Ophélie Griffin, photographe et rédactrice pour Metal Rock Magazine, etait sur place pour immortaliser la soirée !
INTERVALS
C’est le groupe canadien INTERVALS qui ouvre le bal ce soir dans un BATACLAN version petite configuration. Le projet de prog metal instrumental est porté par le talentueux guitariste Aaron Marshall, qui est entouré pour cette date à Paris des non moins talentueux Travis Levrier (guitare), Nathan Bulla (batterie) et Adrian Bensvik (basse).
Dès les premières minutes de la prestation, le public est happé par l’univers d’INTERVALS, dont la musique mêle virtuosité et émotions : la technique ne se fait jamais au détriment de la connexion avec le public, ce qui est grandement appréciable. De même, chaque musicien sait donner le meilleur de son instrument dans une concentration extrême et une harmonie totale, sans qu’un ego en surpasse un autre. En ressort une musique puissante, millimétrée et pourtant libératrice, le tout sublimé par les jeux de lumière, où le dernier album en date, Memory Palace (2024) aura une place de choix.
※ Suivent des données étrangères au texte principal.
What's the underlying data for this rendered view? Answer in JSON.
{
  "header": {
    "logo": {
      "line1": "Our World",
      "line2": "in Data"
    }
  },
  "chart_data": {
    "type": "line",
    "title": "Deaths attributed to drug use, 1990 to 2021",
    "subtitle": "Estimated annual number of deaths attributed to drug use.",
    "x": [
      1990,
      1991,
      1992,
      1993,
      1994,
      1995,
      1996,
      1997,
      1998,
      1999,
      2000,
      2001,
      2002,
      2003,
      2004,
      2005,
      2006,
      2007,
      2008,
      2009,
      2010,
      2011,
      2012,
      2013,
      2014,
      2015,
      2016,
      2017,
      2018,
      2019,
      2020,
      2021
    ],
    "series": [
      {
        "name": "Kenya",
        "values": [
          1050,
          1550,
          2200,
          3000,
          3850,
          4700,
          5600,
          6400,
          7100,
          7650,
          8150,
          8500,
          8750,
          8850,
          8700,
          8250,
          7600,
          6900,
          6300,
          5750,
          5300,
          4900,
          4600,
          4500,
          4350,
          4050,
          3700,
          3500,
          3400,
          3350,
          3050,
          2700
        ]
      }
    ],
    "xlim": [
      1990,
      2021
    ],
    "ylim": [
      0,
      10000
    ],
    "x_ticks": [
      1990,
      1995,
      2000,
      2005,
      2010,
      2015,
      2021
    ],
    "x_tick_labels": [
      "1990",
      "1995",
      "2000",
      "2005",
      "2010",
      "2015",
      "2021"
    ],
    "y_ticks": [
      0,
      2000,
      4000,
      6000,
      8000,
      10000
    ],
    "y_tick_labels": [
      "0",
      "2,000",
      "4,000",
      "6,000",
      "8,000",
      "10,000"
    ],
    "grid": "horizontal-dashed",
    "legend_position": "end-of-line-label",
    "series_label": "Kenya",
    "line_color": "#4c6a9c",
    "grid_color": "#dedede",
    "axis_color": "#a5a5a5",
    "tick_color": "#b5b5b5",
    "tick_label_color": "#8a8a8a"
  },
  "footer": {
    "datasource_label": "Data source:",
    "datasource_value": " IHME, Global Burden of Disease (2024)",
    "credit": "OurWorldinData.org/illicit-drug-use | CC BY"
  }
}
Le public est largement conquis ! Une très belle découverte et entrée en matière !
KARNIVOOL
Treize ans ! Il aura fallu treize ans avant que les Australiens ne sortent enfin un nouvel album. Et en février dernier, In Verses fut. L’attente des fans, impatients de découvrir les nouveaux morceaux en live, touche enfin à son terme. La foule est désormais très compacte dans la fosse, et l’on croise toutes les nationalités, preuve d’une fidélité rare.
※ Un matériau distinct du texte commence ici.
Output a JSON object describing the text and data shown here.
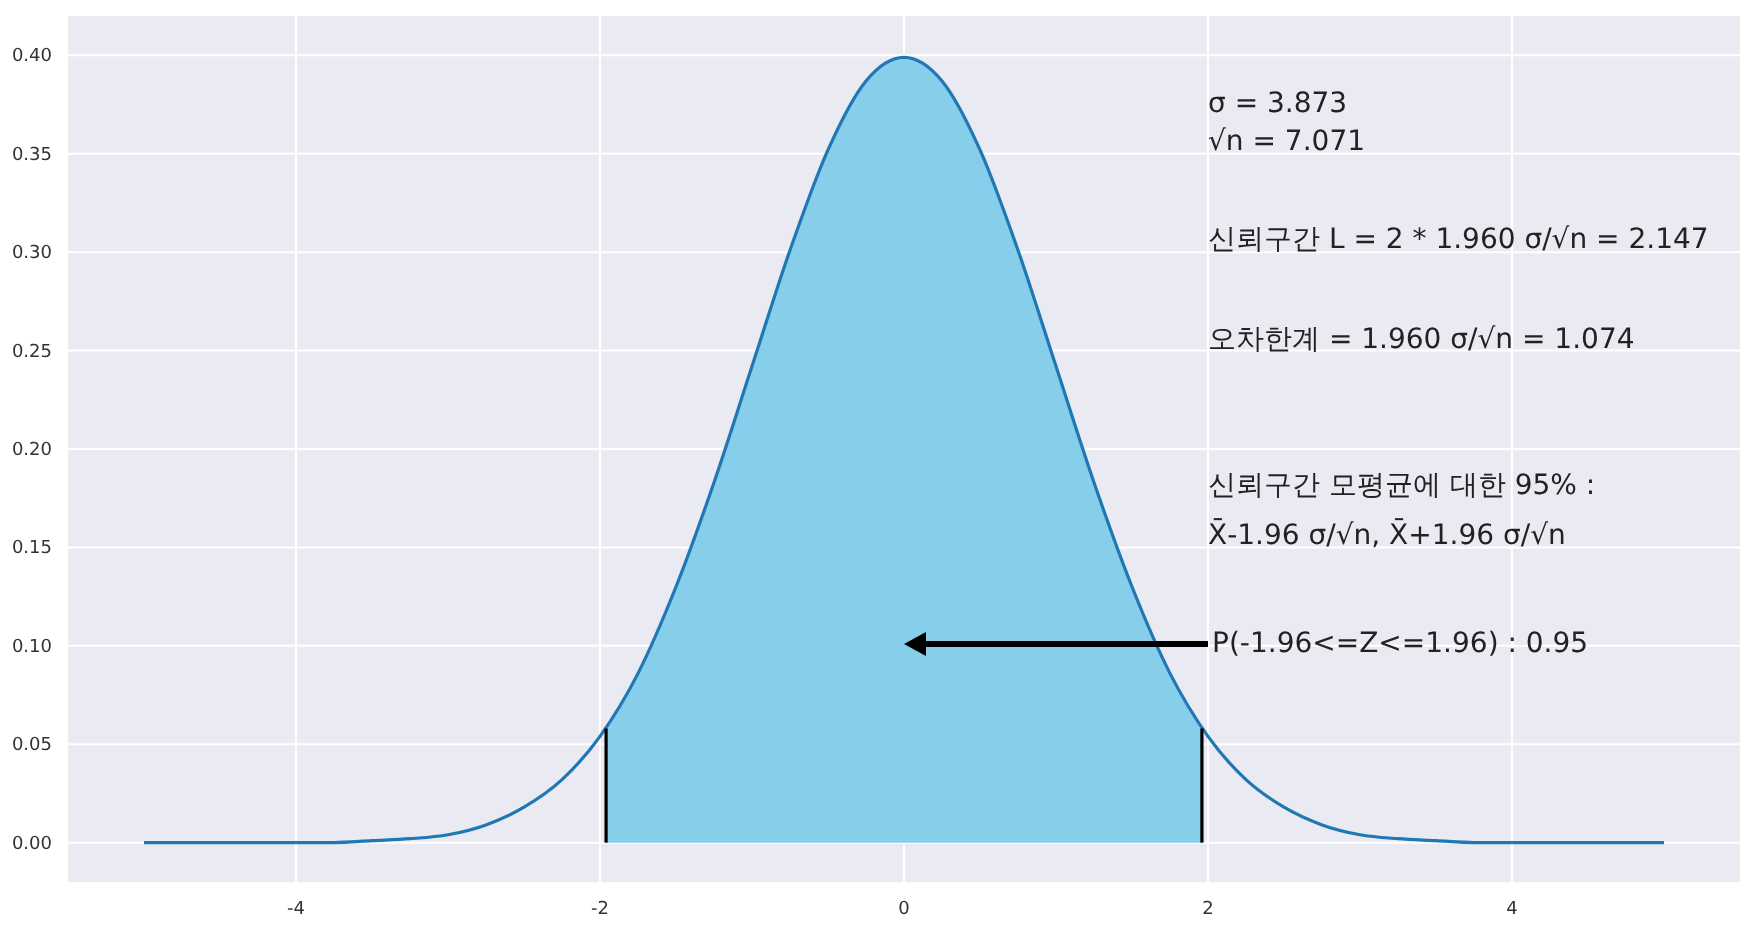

Logiquement, c’est le titre “Ghost” qui ouvre le concert de KARNIVOOL ce soir. Le groupe aura à cœur de défendre In Verses ce soir au BATACLAN, accueilli par une critique unanime. Le son est percutant, sans concession porté par une intensité émotionnelle qui fait toute la richesse des Australiens.
Je salue l’énergie déployée tout le long du set par le quintet, toutes les chansons prennent vie grâce notamment à Ian Kenny, impeccable tant vocalement que scéniquement. Le plaisir d’être sur scène est palpable de bout en bout de la salle.
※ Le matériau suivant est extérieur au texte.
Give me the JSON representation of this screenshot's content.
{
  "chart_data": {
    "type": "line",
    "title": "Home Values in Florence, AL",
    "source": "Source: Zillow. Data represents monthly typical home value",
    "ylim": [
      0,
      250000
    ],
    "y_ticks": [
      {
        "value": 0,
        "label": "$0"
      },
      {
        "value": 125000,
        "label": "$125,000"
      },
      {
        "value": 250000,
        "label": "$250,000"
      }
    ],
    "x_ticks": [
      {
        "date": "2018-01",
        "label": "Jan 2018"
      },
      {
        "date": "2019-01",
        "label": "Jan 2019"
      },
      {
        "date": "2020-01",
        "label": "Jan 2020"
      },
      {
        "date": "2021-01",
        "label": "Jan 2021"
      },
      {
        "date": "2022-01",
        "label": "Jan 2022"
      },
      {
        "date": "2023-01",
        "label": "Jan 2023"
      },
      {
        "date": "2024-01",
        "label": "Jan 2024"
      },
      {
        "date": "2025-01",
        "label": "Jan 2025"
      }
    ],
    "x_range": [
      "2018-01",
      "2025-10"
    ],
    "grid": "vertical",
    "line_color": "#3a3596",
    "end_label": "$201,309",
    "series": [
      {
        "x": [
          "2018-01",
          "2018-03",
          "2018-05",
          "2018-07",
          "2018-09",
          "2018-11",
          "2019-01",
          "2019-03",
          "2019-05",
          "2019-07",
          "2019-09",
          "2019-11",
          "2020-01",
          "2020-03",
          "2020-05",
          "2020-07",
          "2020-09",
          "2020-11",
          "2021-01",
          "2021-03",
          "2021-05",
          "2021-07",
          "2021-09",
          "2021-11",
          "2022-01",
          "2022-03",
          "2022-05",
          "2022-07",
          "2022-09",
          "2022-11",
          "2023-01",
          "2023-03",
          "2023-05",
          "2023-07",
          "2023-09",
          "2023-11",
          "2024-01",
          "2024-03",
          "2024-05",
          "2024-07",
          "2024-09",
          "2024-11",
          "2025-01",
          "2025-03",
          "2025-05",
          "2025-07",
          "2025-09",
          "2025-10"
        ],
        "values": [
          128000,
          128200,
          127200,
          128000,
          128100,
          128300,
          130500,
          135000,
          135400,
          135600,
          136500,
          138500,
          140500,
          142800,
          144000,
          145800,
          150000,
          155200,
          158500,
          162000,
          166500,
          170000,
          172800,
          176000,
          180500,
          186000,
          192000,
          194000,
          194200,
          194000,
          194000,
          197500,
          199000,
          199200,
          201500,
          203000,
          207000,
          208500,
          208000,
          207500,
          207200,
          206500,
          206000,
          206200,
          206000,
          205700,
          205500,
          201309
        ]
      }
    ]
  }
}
Les acclamations fusent à chaque fin de titre mais c’est à partir de “All it Takes” que le public se lâche enfin : la connexion devient totale et électrique entre la scène et la fosse, et ne retombera pas une seule seconde. Il faut dire que l’enchainement “Themata” / “Roquefort” et surtout le titre chorale “New Day” a tout pour enflammer les fans de la première heure.
In Verses vient rappeler tout ce qui fait la force de KARNIVOOL, prouvant que le groupe n’a rien perdu de sa stature de pilier du rock progressif. Treize années de silence méritaient bien une joie libératrice, pour le groupe comme pour le public.